The Syrians are enforcing order on the Lebanese scene, pistol in hand, though they never actually bothered with dialogue. When there was doubt as to whether Prime Minister Rafik Hariri would endorse an extension of President Emile Lahoud's mandate, he was, to quote Walid Jumblatt recently at St. Joseph's University, "made an offer he couldn't refuse, like in that scene from 'The Godfather.'" On his own account, Marwan Hamade learned a similar lesson (minus the offer) soon afterward, when persons yet unidentified tried to murder him.
The latest chapter in this dismal descent into B-movie politics was the round of statements by officials accusing the opposition of assured, yet strangely unproven and unprosecuted, subversion. The bitter exchanges prompted Jumblatt to go further than he ever had when he accused "the debris of the Baath of having, in the name of Arabism, killed Kamal Jumblatt."
Even Michel Aoun, so infuriatingly wary of his brethren in opposition, understood that he had been played for a fool with the bait of a Lebanese homecoming - transformed by Justice Minister Adnan Addoum into an assurance of arrest after the opposition demanded a full Syrian withdrawal last week. That leaves Aoun with few options but to join the Bristol grouping, or else guarantee fragmentation of the front uniting Syria's critics.
In Damascus, the UN's special envoy, Terje Roed-Larsen, was apparently made to understand (during a meeting with Syrian Foreign Minister Farouq al-Sharaa) that insistence on implementation of Resolution 1559 was having a "negative impact" on Lebanon. If true, that was an underhanded threat to turn Lebanese stability into a hostage to Syrian interests.
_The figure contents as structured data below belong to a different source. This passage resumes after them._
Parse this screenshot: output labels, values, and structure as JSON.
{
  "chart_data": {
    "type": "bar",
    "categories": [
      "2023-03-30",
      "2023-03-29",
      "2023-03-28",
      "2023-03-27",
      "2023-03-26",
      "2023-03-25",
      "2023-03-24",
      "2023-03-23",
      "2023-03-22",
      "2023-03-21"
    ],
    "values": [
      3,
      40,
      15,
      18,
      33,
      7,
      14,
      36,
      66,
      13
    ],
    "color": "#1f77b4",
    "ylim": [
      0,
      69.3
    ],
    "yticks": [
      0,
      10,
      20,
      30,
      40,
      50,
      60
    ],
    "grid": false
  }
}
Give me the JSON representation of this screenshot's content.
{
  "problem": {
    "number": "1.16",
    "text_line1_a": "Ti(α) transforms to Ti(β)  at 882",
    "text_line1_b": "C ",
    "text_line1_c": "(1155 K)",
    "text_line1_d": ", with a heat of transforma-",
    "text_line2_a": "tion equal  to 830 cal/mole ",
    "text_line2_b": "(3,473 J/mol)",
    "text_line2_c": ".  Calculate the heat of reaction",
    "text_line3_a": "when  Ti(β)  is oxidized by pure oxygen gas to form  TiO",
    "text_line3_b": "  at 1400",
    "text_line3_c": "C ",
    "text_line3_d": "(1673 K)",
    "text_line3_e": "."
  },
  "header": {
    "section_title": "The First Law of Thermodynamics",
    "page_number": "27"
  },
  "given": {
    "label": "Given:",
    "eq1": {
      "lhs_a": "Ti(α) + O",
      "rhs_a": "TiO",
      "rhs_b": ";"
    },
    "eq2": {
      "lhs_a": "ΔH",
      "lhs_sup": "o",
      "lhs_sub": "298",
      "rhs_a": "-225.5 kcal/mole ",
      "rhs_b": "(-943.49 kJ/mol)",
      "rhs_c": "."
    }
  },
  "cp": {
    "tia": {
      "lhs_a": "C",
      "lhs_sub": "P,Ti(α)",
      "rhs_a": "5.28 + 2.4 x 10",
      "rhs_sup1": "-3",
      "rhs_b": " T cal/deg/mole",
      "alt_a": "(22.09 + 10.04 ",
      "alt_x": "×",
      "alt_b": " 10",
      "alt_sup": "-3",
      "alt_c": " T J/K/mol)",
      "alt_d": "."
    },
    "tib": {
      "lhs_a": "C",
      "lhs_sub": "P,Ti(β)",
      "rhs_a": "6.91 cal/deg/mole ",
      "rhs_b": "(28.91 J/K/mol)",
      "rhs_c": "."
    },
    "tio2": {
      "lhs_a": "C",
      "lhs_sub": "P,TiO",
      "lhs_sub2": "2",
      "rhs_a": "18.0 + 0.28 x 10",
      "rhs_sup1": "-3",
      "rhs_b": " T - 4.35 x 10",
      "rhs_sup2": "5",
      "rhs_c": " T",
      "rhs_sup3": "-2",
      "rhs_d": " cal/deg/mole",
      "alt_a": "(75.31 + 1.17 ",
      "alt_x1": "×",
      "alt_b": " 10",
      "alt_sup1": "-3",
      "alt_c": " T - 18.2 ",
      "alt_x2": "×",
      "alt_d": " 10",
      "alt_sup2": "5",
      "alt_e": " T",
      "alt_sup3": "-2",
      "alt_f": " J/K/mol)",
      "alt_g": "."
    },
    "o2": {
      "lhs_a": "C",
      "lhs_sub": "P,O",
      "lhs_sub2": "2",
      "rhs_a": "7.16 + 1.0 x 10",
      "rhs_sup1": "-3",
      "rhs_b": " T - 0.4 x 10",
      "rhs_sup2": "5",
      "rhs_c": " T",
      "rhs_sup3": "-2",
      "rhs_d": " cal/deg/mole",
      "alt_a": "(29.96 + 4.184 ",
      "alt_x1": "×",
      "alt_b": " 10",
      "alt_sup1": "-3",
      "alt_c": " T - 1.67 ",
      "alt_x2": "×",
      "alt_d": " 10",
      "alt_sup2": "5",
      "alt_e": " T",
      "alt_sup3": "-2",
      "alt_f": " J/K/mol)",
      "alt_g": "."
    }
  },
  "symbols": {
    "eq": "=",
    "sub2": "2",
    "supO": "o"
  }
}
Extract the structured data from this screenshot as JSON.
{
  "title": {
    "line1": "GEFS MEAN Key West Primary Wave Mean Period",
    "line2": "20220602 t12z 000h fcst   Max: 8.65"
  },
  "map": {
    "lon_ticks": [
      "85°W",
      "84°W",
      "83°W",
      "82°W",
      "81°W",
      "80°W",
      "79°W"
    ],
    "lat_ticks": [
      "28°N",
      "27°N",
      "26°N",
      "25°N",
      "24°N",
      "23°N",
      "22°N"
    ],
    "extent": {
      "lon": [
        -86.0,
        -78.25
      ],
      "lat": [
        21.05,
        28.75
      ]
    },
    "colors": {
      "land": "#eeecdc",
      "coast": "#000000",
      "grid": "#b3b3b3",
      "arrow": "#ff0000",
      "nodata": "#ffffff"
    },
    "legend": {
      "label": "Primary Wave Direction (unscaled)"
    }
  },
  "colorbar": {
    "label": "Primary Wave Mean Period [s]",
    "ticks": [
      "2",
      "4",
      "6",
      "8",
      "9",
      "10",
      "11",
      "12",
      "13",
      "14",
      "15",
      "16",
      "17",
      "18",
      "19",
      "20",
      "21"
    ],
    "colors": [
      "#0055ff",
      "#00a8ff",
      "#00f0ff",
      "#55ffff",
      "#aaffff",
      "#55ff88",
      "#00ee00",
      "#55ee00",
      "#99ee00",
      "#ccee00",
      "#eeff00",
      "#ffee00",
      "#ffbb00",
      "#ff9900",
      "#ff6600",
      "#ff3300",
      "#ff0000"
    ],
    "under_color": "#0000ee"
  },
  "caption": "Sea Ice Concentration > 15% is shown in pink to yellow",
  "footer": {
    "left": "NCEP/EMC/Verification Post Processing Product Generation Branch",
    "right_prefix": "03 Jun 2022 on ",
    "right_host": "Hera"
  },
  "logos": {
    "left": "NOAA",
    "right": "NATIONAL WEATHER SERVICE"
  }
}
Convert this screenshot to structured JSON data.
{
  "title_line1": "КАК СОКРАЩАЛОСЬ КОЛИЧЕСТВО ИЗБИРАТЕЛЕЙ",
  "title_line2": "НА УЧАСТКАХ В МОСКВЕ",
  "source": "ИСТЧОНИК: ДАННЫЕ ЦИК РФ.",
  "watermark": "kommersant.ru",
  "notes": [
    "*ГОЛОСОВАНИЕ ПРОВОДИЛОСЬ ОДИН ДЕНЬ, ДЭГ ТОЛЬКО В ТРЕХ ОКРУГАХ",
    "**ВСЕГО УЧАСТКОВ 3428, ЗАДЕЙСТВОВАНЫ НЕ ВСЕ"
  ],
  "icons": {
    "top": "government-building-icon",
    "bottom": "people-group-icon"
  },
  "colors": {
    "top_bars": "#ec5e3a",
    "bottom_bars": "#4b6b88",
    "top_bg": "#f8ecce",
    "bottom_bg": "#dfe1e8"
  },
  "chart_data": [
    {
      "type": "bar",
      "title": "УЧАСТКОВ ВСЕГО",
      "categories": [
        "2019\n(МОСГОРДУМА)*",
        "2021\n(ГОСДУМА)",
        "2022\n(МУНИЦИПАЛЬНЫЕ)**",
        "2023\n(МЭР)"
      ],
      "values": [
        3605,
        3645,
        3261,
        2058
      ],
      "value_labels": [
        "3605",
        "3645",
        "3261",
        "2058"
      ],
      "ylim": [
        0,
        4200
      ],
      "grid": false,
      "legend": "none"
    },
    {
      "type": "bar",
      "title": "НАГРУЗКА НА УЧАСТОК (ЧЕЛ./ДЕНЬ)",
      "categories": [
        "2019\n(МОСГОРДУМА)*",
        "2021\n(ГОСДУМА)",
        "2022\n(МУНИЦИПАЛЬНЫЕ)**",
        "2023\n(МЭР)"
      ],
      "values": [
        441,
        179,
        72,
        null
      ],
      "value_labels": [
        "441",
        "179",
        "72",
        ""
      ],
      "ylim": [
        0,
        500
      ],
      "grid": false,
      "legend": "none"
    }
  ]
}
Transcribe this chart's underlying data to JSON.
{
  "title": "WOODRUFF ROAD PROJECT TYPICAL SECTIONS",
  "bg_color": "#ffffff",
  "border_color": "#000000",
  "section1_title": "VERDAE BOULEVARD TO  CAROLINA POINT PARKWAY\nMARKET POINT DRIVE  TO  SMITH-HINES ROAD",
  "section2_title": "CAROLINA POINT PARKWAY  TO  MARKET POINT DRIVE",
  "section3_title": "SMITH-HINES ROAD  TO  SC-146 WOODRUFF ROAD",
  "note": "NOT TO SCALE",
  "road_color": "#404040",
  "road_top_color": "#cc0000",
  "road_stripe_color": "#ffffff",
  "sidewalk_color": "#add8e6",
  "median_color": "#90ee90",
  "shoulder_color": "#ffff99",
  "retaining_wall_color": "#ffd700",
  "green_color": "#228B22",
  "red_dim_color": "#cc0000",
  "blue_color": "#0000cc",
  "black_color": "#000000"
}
Roed-Larsen surely got the message; he reportedly emerged from the meeting with Sharaa looking unhappy, and was initially denied an audience with President Bashar Assad, the man he tried so hard to promote as a peacemaker weeks ago on an earlier Syrian visit.
It was but a small victory for Assad, as Roed-Larsen's backhand, if Syria persists in playing hardball, is likely to be a negative report on implementation of Resolution 1559 in April. Syria earned celebrity status last week as one of the very few states U.S. President George W. Bush listed in his latest gallery of rogues. In Paris on Tuesday, Secretary of State Condoleezza Rice and French President Jacques Chirac demanded that Syria implement Resolution 1559 and allow transparent Lebanese elections. So, if the Syrians believe that heightening domestic friction among its Lebanese allies and opponents is the best way of confronting this growing international impatience with, if not hostility toward, Damascus, then Assad is being as shortsighted as a former ophthalmologist dares.
The Syrians are behaving like the scorpion hitching a ride on the back of a turtle to cross the creek. Midway into the ride, the turtle, none too sure about carrying the scorpion in the first place, feels a sting and knows he's been poisoned. "Why on earth did you do that," the turtle asks, "we're both about to drown because of your stupidity." The scorpion answers, "I know, but I just couldn't help it!"
Syria can help it in Lebanon, because the alternative, namely to smash the country if it is pried from Syrian hands, is suicidal. A broken Lebanon is far more dangerous to its neighbors than an independent one. And does the Syrian regime really believe that anyone, inside Lebanon or out, will give it the time of day if its intention is to beget a Lebanese wasteland to save its own skin?